Джордж подозрительно глянул на него.
- Ну, я мог бы получить его за шесть сотен. Старики–хозяева совсем на мели, а старой хозяйке нужна операция. Да тебе–то какой интерес, а? Не лез бы ты в наши дела.
Липкий сказал:
- От меня не много толку при одной–то руке. Я потерял вторую прямо здесь, на этом самом ранчо. Вот почему меня держат уборщиком. Мне дали две с половиной сотни за потерянную руку. Ещё полсотни у меня лежат в банке. В общем, три сотни, да ещё пятьдесят будут в конце месяца. Я это к чему говорю… - он быстро наклонился вперёд. - Я бы вошёл в долю, ребята - вложился бы на три с половиной сотни. Толку от меня не много, но я могу готовить, и за курями могу присмотреть, и сорняки могу полоть. Как вы на это смотрите?
Джордж прикрыл глаза.
- Это надо обмозговать, - сказал он. - Мы собирались сделать это для себя, чужие нам без надобности.
Липкий перебил его:
- Я напишу завещание, моя доля отойдёт вам ребята, если я откинусь, потому что у меня никакой родни нету. У вас как с деньгами?
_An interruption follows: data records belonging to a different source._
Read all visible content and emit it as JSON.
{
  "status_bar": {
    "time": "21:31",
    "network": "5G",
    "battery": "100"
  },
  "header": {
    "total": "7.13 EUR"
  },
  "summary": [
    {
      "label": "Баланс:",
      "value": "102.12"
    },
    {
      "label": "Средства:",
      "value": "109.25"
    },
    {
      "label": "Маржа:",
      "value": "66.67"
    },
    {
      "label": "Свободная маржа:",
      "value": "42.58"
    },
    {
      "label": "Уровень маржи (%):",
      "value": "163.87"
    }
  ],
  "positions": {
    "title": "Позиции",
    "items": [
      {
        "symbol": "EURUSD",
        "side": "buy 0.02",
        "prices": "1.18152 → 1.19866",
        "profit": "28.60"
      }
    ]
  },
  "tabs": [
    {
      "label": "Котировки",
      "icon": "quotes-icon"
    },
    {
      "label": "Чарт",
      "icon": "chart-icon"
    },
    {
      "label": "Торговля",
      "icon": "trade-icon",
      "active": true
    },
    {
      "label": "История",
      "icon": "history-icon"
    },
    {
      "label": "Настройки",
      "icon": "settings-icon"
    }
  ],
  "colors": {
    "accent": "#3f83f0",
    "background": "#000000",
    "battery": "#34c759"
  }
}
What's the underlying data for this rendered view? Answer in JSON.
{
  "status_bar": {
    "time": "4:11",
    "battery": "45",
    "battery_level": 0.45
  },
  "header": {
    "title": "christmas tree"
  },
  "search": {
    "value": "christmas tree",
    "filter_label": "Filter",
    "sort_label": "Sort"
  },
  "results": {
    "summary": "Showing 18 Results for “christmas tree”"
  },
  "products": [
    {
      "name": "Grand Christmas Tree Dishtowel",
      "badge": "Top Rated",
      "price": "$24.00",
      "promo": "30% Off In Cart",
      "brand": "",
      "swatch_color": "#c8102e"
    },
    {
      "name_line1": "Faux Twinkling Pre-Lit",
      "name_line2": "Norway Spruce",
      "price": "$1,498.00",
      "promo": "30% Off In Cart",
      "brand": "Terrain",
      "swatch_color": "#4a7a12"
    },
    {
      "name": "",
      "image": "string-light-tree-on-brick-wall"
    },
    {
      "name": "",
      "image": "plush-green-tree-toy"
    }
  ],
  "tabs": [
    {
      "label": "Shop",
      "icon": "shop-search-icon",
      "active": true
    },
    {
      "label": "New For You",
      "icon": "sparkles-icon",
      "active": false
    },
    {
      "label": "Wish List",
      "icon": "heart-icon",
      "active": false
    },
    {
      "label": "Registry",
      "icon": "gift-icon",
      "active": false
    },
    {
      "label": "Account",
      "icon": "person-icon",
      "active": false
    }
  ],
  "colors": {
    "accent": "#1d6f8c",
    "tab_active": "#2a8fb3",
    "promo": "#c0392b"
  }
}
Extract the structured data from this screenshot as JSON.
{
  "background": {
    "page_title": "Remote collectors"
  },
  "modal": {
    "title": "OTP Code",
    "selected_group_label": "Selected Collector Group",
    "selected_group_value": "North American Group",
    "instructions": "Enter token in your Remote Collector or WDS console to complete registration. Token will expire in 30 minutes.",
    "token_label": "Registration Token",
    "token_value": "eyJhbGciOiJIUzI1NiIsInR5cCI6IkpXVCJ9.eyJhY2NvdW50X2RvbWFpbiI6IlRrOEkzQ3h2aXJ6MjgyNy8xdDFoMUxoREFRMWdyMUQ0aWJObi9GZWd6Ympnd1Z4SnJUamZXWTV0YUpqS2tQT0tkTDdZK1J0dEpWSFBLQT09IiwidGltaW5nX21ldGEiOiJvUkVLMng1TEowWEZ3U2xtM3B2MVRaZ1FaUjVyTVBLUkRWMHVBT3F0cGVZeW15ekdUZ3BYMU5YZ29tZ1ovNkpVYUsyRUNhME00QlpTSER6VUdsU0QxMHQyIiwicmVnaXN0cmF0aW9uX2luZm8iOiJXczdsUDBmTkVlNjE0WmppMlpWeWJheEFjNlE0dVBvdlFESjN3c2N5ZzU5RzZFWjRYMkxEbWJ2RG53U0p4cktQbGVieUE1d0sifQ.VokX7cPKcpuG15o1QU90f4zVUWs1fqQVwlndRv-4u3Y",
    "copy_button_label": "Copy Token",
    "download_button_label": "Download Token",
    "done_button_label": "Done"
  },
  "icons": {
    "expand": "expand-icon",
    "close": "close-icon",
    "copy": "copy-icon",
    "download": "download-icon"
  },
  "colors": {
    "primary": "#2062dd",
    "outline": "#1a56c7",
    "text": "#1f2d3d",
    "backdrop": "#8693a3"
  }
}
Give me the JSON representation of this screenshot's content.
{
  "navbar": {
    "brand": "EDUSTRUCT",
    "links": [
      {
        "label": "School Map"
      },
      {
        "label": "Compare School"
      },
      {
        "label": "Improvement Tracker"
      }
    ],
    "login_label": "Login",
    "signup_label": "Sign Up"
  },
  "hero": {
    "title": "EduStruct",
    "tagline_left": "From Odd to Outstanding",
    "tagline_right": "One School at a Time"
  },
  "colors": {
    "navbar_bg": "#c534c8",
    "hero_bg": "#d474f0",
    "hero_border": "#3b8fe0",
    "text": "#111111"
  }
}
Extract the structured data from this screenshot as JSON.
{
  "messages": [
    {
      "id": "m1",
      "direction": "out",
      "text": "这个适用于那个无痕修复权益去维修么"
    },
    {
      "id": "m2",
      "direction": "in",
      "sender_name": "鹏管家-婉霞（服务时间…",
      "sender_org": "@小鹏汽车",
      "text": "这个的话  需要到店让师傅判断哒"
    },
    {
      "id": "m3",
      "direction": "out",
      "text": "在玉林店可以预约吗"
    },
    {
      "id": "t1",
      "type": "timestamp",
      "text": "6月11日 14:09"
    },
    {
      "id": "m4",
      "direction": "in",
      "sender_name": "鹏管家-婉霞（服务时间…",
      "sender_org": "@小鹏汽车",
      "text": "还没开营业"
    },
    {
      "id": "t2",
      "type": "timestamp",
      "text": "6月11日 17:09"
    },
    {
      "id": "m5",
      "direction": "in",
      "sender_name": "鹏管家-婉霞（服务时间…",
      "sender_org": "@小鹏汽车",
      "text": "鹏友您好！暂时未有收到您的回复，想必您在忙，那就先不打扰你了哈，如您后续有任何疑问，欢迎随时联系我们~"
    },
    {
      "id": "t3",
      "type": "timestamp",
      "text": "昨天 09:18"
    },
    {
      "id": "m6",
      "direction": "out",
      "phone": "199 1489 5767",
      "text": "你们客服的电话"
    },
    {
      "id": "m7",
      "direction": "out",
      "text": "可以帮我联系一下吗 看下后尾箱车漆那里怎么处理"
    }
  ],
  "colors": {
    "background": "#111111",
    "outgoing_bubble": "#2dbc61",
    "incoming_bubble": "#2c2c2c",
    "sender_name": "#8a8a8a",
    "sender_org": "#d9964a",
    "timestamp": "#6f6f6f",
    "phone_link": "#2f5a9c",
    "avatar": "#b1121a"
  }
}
Может, мы провернём это дело прямо сейчас?
Джордж c досадой плюнул на пол.
- У нас десять баксов на двоих, - усмехнулся он. Потом задумчиво продолжал: - Слушай, если мы с Ленни проработаем тут месяц и ничего не потратим, у нас на двоих будет сотня баксов. С твоими получится четыреста пятьдесят. Бьюсь об заклад, я бы с ними сторговался. Тогда вы с Ленни могли бы всё там раскачивать потихоньку, а я бы подыскал работёнку, чтобы добрать недостающие полторы сотни. Да и вы могли бы продавать яйца и всё такое.
Они замолчали. Смотрели друг на друга, поражённые. То, во что они никогда по–настоящему не верили, вдруг стало возможным. Джордж благоговейно произнёс:
- Господи Иисусе! Бьюсь об заклад, мы могли бы сторговаться, - его глаза были полны удивления. - Бьюсь об заклад, могли бы, - тихо повторил он.
Липкий примостился на краешке кровати. Нервно поскрёб культю.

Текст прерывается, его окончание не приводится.